Lina’s Size Strong Story

326809_10100881183273470_1804841521_o (1)Hey Size-Strongers, I hope you all had a wonderful weekend. As we begin to share our thoughts with you on this blog, Emily and I want to share our backstories. Why? Backstories help you to better understand who we are, where we came from, why it is that we believe that the only size that matters is strong. So here goes my life story…

I was blessed to have an extremely healthy childhood. I was raised in a household devoid of sugar, salt, or any kind of processed or packaged foods. We juiced, we dehydrated, we composted – we were healthy before it was “in”. In fact, kids used to make fun of my lunch at school all the time. I had to constantly explain that my sandwich wasn’t moldy – it was just avocado and sprouts!

Even though I grew up in such a healthy household I had one big problem – I had a mean sweet tooth. Any chance I got to sneak some sort of sugary treat, I took! Because 90% of the time my family made sure I ate healthfully and because I was extremely active (dance, gymnastics, karate, etc.), I never suffered any consequences from my
sweet tooth.

Then… college happened! I started out my college career at age 17, 5’1” tall and 100 lbs. All of a sudden I had total control over what went into my mouth, and man did I get my fill of soft-serve, peanut butter, ramen noodles, and, of course, alcohol. Throughout the next three years I grew about an inch and gained 40 lbs. I was lost and unhappy. I didn’t understand why, after growing up thin, all of a sudden it was a constant struggle to manage my weight. I decided that my college was the culprit – the bad influence – so I moved from my school in the Illinois cornfields to NYC to pursue my acting dream. While there, I learned that it wasn’t about where I was, but what I was/wasn’t doing for myself. I slowly began to learn more about health and began the journey back to the healthy lifestyle I grew up with.

I finished college in May of 2010 and started my first job in the Best City in the WHOLE WORLD — Chicago. In entering the “real world,” I struggled with finding a work/social life/health balance. I was so tired from diving head first into my job and social life that fitness just felt like something that had to be done, and making healthful food and drink choices was such a challenge when I already had a full social calendarand traveling for work. I began to slip back into old habits and started to feel out of control again. I knew that I had to find a way to make healthful eating and fitness a PART of my life, rather than an obstacle in it. So I began to experiment with fitness protocols and nutritional programs. A little over a year of experimentation, led me to Barre Bee Fit (now The Barre Code), a Primal approach to nutrition, and an obsession with being strong.

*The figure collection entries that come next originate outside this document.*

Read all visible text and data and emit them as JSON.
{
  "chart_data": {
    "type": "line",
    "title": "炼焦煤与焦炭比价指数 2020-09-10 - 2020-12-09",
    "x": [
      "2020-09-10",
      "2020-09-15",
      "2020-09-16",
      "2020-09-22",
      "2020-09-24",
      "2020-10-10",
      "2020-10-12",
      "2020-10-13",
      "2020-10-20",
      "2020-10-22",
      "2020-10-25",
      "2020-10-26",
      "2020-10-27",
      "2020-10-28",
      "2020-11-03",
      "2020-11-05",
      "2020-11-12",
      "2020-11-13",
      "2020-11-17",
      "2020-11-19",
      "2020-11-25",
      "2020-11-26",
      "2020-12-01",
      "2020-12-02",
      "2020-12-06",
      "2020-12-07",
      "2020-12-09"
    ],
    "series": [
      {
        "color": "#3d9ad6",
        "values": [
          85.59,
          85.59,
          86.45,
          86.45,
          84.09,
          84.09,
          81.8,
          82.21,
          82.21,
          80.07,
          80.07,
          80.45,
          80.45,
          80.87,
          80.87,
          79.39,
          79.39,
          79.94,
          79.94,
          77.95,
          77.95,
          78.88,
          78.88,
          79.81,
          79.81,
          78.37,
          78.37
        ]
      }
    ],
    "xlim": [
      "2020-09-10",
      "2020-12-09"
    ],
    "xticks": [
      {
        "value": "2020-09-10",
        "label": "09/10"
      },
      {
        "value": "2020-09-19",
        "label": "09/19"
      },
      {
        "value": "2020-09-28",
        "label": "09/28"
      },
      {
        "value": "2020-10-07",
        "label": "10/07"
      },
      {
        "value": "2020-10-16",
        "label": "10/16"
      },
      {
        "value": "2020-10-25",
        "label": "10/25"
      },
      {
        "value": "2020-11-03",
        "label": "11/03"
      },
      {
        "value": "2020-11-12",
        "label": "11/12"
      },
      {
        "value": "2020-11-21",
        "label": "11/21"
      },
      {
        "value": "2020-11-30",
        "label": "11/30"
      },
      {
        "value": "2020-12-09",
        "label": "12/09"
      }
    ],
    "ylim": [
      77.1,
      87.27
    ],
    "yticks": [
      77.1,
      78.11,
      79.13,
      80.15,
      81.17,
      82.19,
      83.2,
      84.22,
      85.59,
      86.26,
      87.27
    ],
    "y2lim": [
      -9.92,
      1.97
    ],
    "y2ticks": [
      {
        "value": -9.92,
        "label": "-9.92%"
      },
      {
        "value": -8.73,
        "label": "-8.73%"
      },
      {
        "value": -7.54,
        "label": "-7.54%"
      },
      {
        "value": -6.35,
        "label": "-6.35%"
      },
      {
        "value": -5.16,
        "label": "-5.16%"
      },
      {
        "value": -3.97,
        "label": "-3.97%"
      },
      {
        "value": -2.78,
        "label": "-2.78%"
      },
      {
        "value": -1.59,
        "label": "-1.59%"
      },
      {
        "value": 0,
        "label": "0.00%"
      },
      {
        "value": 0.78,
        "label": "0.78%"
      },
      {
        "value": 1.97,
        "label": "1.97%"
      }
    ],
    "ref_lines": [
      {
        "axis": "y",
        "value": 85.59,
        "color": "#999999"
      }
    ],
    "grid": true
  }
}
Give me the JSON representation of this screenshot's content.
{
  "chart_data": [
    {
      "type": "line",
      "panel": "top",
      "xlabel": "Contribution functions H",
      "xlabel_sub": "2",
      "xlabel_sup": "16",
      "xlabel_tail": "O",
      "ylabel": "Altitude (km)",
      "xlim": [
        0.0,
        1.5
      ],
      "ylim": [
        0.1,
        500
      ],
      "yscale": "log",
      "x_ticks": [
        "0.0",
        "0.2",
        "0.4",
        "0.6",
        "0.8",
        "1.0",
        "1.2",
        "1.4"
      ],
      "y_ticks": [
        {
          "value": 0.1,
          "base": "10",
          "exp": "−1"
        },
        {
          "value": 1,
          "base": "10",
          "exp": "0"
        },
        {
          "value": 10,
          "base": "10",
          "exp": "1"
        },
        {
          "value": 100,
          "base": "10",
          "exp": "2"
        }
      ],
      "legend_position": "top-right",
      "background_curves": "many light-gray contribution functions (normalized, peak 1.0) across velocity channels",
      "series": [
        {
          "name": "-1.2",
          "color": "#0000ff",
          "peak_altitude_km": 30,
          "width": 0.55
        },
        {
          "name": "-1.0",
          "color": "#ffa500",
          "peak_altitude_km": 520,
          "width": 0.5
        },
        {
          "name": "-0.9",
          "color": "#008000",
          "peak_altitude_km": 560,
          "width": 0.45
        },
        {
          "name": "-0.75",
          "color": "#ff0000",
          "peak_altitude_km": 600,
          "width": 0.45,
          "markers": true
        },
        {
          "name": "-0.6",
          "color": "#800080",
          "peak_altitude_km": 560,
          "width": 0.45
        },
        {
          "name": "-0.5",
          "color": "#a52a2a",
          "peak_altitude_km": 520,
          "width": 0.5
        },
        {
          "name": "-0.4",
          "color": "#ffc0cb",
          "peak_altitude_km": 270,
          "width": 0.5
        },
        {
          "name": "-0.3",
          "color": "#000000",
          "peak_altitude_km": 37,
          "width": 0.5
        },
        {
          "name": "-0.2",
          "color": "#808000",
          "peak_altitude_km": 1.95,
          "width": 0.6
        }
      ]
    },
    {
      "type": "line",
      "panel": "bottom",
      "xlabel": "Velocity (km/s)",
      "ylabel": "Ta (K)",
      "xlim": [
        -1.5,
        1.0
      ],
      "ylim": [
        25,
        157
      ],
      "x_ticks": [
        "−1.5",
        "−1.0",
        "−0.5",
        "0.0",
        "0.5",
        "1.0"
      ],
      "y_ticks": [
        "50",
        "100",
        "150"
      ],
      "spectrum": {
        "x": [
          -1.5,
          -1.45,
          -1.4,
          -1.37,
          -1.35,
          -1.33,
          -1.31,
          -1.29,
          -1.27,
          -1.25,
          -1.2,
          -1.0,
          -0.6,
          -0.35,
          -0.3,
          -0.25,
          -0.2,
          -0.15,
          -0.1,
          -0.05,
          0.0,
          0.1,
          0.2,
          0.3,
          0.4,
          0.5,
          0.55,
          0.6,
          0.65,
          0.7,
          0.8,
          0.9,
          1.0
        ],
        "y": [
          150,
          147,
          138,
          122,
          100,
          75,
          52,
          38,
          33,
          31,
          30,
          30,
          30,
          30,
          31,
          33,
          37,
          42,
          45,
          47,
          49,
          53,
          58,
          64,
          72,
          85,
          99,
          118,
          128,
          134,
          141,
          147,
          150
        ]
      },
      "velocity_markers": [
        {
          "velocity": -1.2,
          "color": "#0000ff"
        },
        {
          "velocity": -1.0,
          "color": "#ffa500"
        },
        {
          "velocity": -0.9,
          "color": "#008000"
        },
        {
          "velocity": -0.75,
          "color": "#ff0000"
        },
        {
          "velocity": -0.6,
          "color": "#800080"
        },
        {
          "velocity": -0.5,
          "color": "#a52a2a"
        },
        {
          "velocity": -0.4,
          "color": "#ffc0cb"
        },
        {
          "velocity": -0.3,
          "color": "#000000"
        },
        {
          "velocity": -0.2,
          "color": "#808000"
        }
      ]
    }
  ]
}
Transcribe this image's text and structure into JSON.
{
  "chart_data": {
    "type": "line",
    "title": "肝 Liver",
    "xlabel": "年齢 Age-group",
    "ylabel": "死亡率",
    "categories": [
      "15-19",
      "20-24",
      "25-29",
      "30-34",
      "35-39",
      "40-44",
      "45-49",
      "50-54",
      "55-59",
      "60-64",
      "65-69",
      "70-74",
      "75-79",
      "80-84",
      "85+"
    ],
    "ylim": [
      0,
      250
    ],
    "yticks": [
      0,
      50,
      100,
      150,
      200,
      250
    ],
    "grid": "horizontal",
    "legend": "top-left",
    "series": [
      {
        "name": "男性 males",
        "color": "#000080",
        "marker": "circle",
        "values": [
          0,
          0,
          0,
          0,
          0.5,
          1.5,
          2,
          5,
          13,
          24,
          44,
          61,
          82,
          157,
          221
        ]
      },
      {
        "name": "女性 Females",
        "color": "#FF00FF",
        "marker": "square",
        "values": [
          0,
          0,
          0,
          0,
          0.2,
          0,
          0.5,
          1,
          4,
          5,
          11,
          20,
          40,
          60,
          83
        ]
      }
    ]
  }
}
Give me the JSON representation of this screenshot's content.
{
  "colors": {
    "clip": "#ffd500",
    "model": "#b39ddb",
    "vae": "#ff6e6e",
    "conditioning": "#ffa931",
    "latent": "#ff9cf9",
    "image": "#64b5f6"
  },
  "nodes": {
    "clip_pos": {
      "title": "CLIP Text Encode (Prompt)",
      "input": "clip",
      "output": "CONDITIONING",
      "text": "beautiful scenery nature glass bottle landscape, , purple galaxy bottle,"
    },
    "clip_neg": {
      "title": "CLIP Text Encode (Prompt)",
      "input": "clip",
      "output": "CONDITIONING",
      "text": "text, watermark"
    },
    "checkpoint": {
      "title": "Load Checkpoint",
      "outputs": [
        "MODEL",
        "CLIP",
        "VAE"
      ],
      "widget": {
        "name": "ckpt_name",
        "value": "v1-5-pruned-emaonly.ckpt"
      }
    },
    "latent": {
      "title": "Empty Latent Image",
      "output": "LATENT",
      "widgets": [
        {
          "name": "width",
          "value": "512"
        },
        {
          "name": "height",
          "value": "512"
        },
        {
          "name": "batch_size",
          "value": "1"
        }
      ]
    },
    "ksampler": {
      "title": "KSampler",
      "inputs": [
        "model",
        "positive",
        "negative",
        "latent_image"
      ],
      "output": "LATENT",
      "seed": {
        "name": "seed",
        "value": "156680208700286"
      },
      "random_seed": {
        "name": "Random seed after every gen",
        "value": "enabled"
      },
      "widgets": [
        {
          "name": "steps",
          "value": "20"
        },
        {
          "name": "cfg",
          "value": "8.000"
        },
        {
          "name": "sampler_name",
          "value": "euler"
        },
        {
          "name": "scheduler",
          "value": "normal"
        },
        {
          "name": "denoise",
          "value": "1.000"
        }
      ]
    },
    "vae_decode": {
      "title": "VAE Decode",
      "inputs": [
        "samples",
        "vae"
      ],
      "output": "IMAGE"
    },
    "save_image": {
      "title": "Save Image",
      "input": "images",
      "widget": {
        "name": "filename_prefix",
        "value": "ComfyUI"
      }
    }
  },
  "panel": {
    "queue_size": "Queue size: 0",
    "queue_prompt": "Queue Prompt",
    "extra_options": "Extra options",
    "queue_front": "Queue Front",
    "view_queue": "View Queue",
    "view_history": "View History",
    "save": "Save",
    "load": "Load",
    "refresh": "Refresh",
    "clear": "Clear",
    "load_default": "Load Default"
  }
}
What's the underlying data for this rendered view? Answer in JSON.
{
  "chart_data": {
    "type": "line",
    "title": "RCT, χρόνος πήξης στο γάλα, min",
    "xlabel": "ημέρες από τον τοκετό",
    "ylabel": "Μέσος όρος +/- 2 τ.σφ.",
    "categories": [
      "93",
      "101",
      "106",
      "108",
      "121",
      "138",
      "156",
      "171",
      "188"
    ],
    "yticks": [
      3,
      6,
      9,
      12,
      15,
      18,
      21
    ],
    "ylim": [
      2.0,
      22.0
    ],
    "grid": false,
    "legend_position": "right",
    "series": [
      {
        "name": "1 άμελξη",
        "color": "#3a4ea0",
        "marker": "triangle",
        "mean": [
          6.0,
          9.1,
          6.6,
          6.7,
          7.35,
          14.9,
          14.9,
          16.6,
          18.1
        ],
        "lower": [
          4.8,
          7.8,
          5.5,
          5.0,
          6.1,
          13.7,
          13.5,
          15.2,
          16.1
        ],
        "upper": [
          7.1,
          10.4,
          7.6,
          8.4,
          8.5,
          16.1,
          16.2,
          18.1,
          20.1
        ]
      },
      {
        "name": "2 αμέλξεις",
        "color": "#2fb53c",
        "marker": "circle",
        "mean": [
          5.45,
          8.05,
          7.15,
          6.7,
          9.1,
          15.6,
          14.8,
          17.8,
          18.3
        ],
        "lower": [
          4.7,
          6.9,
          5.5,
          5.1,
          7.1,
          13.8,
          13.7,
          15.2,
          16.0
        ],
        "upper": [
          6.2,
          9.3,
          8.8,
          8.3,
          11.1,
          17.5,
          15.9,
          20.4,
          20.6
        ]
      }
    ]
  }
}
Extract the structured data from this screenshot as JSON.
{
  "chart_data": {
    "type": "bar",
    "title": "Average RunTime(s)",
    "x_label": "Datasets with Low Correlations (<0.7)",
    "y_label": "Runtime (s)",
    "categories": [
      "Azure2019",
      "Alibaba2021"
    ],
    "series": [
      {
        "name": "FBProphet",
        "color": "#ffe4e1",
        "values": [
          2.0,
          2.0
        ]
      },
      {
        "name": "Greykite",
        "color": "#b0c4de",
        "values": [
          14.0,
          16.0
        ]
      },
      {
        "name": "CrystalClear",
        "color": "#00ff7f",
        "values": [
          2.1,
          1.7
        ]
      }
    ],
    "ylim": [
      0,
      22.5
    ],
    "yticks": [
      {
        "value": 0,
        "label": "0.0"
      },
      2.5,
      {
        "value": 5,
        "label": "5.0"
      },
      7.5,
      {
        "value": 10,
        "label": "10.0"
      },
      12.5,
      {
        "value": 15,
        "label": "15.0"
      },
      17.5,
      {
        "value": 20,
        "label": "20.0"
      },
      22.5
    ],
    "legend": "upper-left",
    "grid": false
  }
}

From August of 2011, my healthful lifestyle began to take shape. I started instructing group fitness classes, studying nutrition, and working on becoming stronger. I ran obstacle course races, started crossfitting, and burning out my muscles and my mind with barre work. I started feeling like an athlete. I started feeling like the type of person who could take on any challenge. I began to see myself as something more than a size 2 or an XS, or a weakling who needed to punish herself after a guilt-filled weekend. I became addicted to feeling strong and doing things that made me stronger. In pursuit of all things strong, I’ve attended multiple nutritional seminars, earned my Crossfit L1, a certification in Olympic Weightlifting through USAW, and began to box and study Krav Maga. I am always reading, researching, and trying to learn more about all things strength and wellness.

Look, I know my story is long and it there is a lot more to it that I’ve left out, but the bottom line is this: I’ve hated how I’ve looked, I’ve been obsessed with numbers, overwhelmed by feelings of guilt, and have been so upset with my lack of willpower. Through my journey, I’ve found strength and now I understand that it’s all got to come from the inside, from a desire to become the best version of you, and you’ve got to start from a place of self-love and respect. This is what my whole life is about now. Not just for me, but for all of you. I write this blog, teach my classes, and work in the fitness industry because I believe that STRENGTH is beautiful, that POWER comes from the inside, and that you can’t build yourself up by tearing yourself to pieces. I am Size Strong, and I want YOU to be Size Strong too!

One thought on “Lina’s Size Strong Story

  1. Ana McKessy says:

    The beauty is definitely in the battle — not just to be fit but also to find that inner peace — and you got there! I think we can all relate to your story!! It’s inspirational and relatable! Keep up the good work!